Per questo le numerose iniziative portate avanti dalle direzioni e dalle persone detenute per offrire il proprio contributo alla collettività sono da valorizzare proprio perché rinnovano l’appartenenza alla medesima comunità e garantiscono lo scambio tra dentro fuori. Tra questi ricordiamo le raccolte fondi organizzate dai detenuti di Volterra a favore della Protezione Civile, e dalle persone recluse nella casa circondariale di Livorno per l’Ospedale della città, nonché la raccolta di generi alimentari prodotti sull’Isola di Gorgona dalle persone lì detenute e donati a Caritas e comunità di Sant’Egidio, affinché vengano utilizzati nelle mense e consegnati alle persone in difficoltà del territorio.

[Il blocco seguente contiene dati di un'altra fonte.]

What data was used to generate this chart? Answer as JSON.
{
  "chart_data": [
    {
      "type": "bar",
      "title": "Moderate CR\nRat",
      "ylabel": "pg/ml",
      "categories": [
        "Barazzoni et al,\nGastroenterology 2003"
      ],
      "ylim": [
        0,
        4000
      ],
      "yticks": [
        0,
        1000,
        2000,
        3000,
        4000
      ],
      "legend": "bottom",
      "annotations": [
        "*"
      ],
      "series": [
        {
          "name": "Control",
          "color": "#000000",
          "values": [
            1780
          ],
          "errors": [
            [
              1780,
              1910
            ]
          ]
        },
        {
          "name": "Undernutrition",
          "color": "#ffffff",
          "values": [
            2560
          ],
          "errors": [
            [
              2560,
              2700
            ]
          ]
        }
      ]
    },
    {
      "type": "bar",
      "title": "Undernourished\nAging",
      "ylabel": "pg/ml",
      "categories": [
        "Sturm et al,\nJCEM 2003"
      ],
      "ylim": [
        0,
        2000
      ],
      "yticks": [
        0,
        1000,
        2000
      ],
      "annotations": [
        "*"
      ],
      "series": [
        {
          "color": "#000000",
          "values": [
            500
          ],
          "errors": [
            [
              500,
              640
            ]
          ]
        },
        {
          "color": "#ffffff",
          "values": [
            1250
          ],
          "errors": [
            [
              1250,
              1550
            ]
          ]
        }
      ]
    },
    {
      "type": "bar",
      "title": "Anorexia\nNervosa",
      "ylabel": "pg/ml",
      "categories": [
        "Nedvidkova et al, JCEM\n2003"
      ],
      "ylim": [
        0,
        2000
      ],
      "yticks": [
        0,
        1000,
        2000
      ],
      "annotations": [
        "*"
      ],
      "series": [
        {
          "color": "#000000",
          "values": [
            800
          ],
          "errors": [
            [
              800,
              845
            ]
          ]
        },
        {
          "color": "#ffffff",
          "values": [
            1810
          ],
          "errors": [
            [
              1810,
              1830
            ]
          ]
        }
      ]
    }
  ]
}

Sempre ribadendo il ruolo che le persone detenute possono e desiderano svolgere a supporto della comunità, nasce la collaborazione tra Aziende Sanitarie e Istituti penitenziari che ha portato alla produzione di mascherine chirurgiche nella sartoria industriale del carcere di Massa (che ne ha donate 5000 all’Ospedale di Livorno) e che sta allestendo lo stesso tipo di produzione anche all’interno della casa di reclusione di Volterra.
Rimanendo l’emergenza grave e la necessità di interventi deflattivi urgenti per garantire la sicurezza sanitaria negli istituti penali, è però fondamentale continuare ad individuare strategie che possano aiutare nel valicare le mura degli istituti, rinnovando la collaborazione con l’esterno attraverso l’utilizzo delle tecnologie e alimentando lo scambio tra il dentro e il fuori.

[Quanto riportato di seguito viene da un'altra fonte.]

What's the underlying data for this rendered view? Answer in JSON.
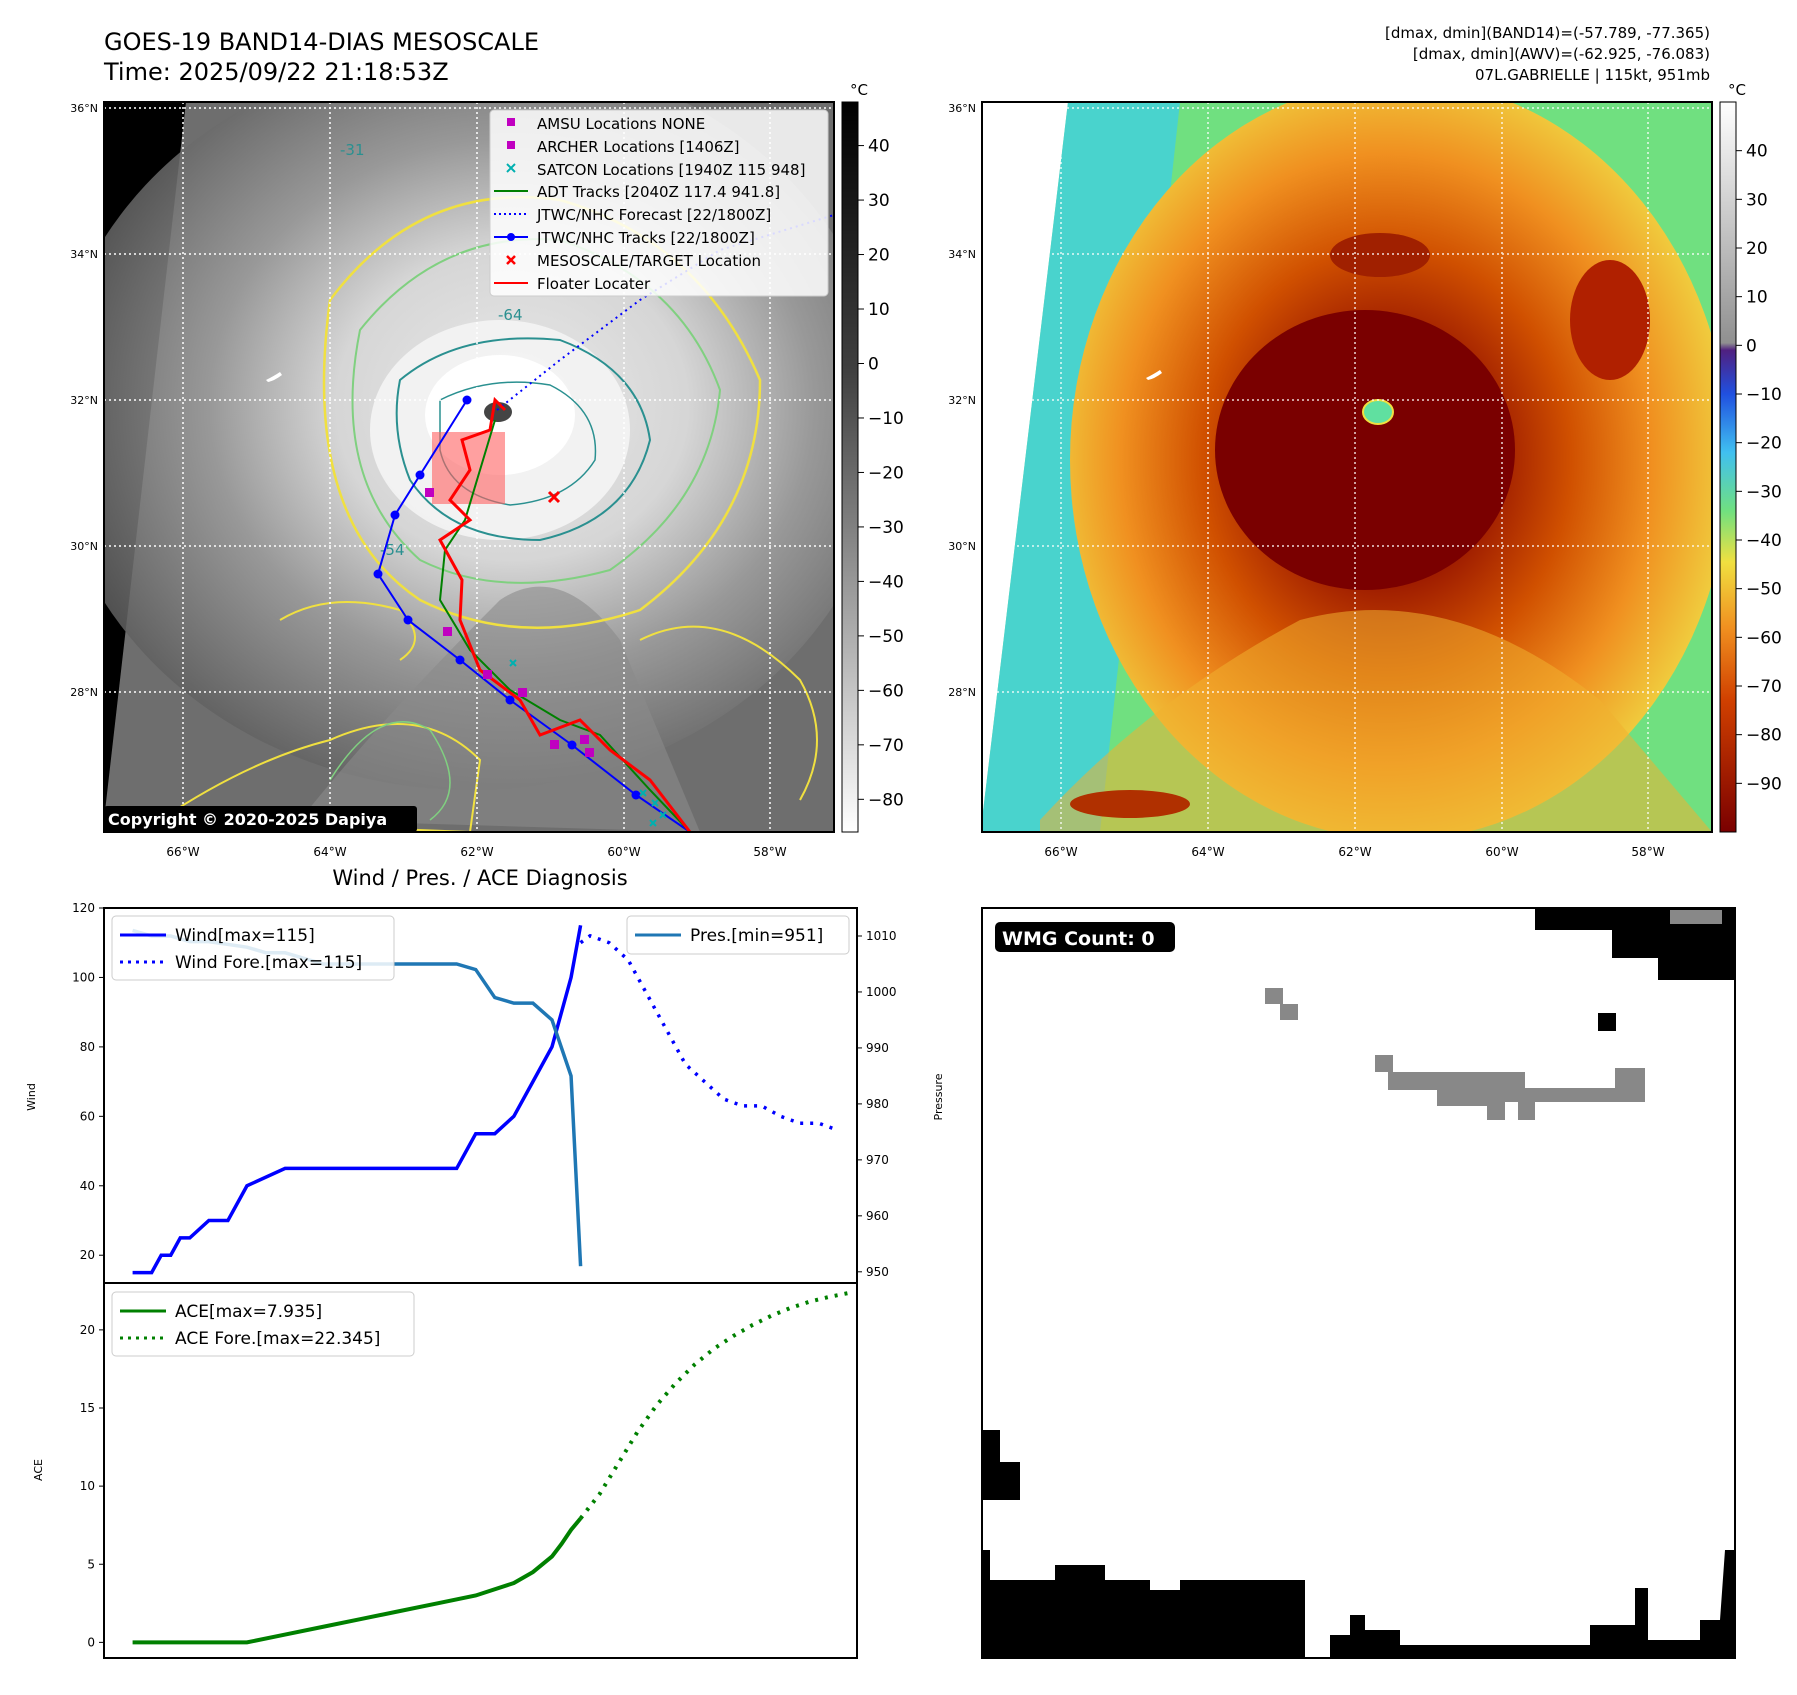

Tali innovazioni potranno, infatti, accompagnare gli istituti anche nella fase successiva, quella della progressiva riapertura del Paese, che non potrà lasciarli indietro nel loro isolamento, ma dovrà progressivamente riattivare quell’offerta formativa e trattamentale che dovrebbe essere alla base dei percorsi delle persone recluse.
Se il momento è buio e difficile, ciò rappresenta anche uno stimolo per convogliare le energie e superare le criticità, guardando ad un futuro in cui ogni conquista potrà essere a beneficio anche dei giorni in cui questa emergenza sarà passata.
Questo potrebbe essere lo spirito con cui affrontare la Pasqua.